Awal dekade 2020-an diwarnai dengan gejolak perekonomian global yang seakan tidak memberi ruang bagi para pelaku ekonomi untuk bernapas. Setelah kontraksi perekonomian global yang disebabkan pandemi COVID-19, terbitlah fenomena inflasi yang dapat mempengaruhi pemulihan ekonomi dunia.
Menurut VoxEU Centre for Economic Policy Research (CEPR), tingkat inflasi global sepanjang 2021 hingga triwulan I 2022 meningkat menjadi lebih dari 6%, tertinggi sejak Krisis Keuangan Global 2008.
Kenaikan inflasi global ini sudah melebihi target inflasi banyak bank sentral negara maju maupun berkembang. Inflasi IHK (Indeks Harga Konsumen) tahunan pada April 2022 di Amerika Serikat dan Belanda masing-masing telah mencapai 8,3% dan 9,6%. Sementara itu, inflasi IHK di Inggris (Maret 2022) mencapai 7%, tertinggi sejak periode akhir 1970 hingga awal 1990-an.
Beberapa negara berkembang pun tidak luput dari fenomena ini. Misalnya, Meksiko dan India yang inflasi IHK tahunannya masing-masing mencapai 7,7% dan 7,8% pada April 2022. Bahkan inflasi IHK tahunan Turki dan Sri Lanka masing-masing telah mencapai 69,9% dan 29,8% pada periode yang sama.

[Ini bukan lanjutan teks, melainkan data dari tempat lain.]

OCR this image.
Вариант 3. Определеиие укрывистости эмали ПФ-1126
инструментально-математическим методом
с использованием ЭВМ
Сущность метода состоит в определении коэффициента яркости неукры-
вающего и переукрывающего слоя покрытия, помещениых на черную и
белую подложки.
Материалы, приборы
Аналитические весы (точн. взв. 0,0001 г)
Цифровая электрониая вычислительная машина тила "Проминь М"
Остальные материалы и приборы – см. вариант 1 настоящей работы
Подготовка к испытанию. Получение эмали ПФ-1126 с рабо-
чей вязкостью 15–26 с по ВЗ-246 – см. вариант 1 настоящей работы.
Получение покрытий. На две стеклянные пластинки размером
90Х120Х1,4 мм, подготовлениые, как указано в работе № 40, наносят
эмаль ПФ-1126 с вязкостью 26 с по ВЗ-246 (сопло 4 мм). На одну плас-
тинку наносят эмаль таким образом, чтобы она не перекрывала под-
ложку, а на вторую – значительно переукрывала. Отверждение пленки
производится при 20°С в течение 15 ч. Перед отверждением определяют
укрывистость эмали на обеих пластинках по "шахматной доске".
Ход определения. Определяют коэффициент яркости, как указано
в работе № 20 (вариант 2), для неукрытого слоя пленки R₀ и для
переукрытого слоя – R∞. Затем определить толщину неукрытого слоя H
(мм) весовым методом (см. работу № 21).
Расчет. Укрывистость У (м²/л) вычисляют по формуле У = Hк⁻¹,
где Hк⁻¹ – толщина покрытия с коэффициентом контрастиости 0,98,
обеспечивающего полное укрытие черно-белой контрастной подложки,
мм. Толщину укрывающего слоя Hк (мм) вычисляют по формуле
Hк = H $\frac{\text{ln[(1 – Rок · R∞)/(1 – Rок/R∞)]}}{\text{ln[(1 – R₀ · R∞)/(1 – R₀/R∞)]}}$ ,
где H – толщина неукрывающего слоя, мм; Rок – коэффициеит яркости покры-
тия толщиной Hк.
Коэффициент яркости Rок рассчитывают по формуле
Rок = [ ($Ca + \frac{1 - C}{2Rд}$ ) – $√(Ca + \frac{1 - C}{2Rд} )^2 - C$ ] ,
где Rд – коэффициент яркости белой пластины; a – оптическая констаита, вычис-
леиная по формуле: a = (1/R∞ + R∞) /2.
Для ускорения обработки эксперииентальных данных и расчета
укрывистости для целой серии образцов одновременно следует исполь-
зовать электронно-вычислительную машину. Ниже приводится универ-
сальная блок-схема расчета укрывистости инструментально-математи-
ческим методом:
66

International Monetary Fund (IMF) bahkan memperkirakan inflasi pada 2022 di negara maju akan mencapai 5,7% dan di negara berkembang sebesar 8,7%, masing-masing 1,8% dan 2,8% lebih tinggi dari proyeksi WEO pada Januari 2022.
Fenomena peningkatan inflasi terjadi pula di Indonesia, meski masih dalam tingkat terkendali dibandingkan banyak negara lain. Pada April 2022, inflasi mencapai 3,47%, tertinggi sejak Agustus 2019. Namun, perekonomian Indonesia masih mencatatkan pertumbuhan solid dengan tumbuh 5,01% yoy pada triwulan I 2022 yang didukung oleh pertumbuhan konsumsi yang lebih tinggi dibandingkan periode sebelumnya (Q1-2022: 4,34%; Q4-2021: 3,55%). Selain itu, Outlook Indonesia dari lembaga pemeringkat S&P pun mengalami perbaikan menjadi “Stabil” dari sebelumnya dinyatakan “Negatif”.
Kembali ke inflasi global, tingginya inflasi disebabkan multifaktor, seperti gangguan rantai pasok sektor manufaktur secara konstan, melonjaknya harga komoditas pangan dan energi di tengah meningkatnya permintaan seiring peningkatan mobilitas penduduk, serta perang Rusia-Ukraina.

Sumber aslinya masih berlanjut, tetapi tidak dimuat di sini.